En Californie, quand un agriculteur a besoin d’eau, il peut en acheter à un confrère qui veut bien lui en vendre, fût-il distant de lui de plusieurs centaines de kilomètres. C’est aussi valable pour une collectivité, une entreprise, et même plus récemment une ONG. La main invisible du marché redirige, prélève, reverse l’eau d’un territoire ou d’une exploitation à l’autre.
Poussés par une législation locale favorable, des marchés de l’eau se sont développés dans les années 1980 en Californie et dans une dizaine d’autres États de l’Ouest des Etats-Unis, où les disparités de climat sont importantes de part et d’autre de la Sierra Nevada. L’ouvrage de l’économiste américain Terry Anderson, “Marchés de l’eau : activer la pompe invisible”, plaidait pour le développement de ces dispositifs, plus efficaces pensait-il que des instruments réglementaires comme des taxes ou subventions. Mais ces échanges ont un coût très élevé, ne serait-ce que du point de vue du transport car ils nécessitent l’usage de canaux, voire de citernes. En effet, la législation californienne ne permet pas d’échanger d’eau virtuelle : le vendeur doit la livrer à l’acheteur. Si cette loi limite le risque de spéculation, les marchés financiers ne se privent pas pour autant de mettre en circulation des instruments adossés au cours de l’eau, laissant planer la crainte d’une financiarisation du secteur comme on la voit en Australie.
Quel contexte juridique et climatique a permis l’émergence des marchés de l’eau dans l’Ouest américain ? Comment ceux-ci s’organisent-ils concrètement ? Sont-ils efficaces en termes d’accès à l’eau ?

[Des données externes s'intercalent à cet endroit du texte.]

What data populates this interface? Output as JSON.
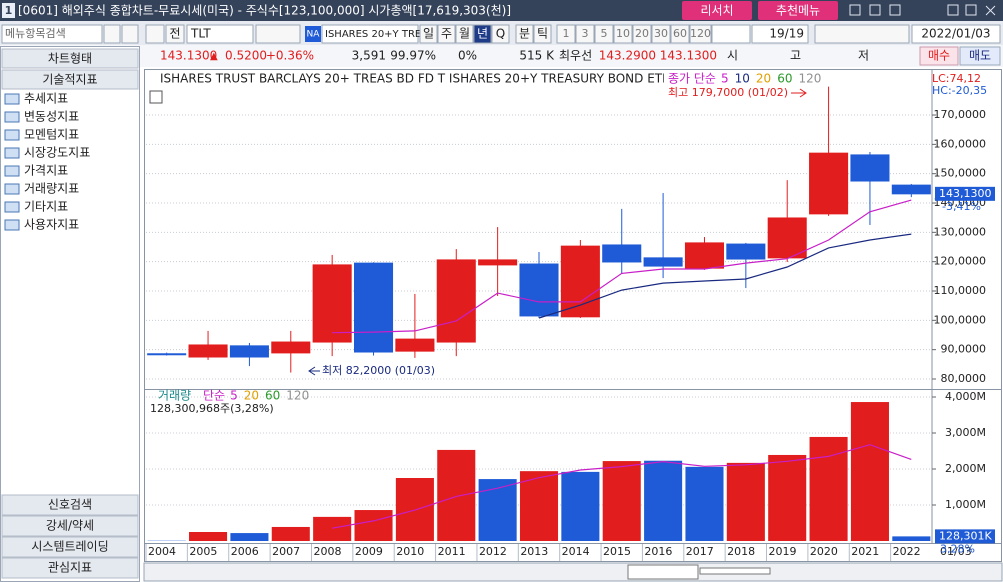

Quel contexte juridique et climatique ont permis l’émergence des marchés de l’eau dans l’Ouest américain ? Comment ceux-ci s’organisent-ils concrètement ? Sont-ils efficaces en terme d’accès à l’eau ?
Julie Gacon reçoit Olivier Petit, maître de conférences en économie à l’Université d’Artois et chercheur au Clersé (CNRS-Université de Lille) et Charles Regnacq, chercheur postdoctoral à PSAE (INRAE-AgroParisTech).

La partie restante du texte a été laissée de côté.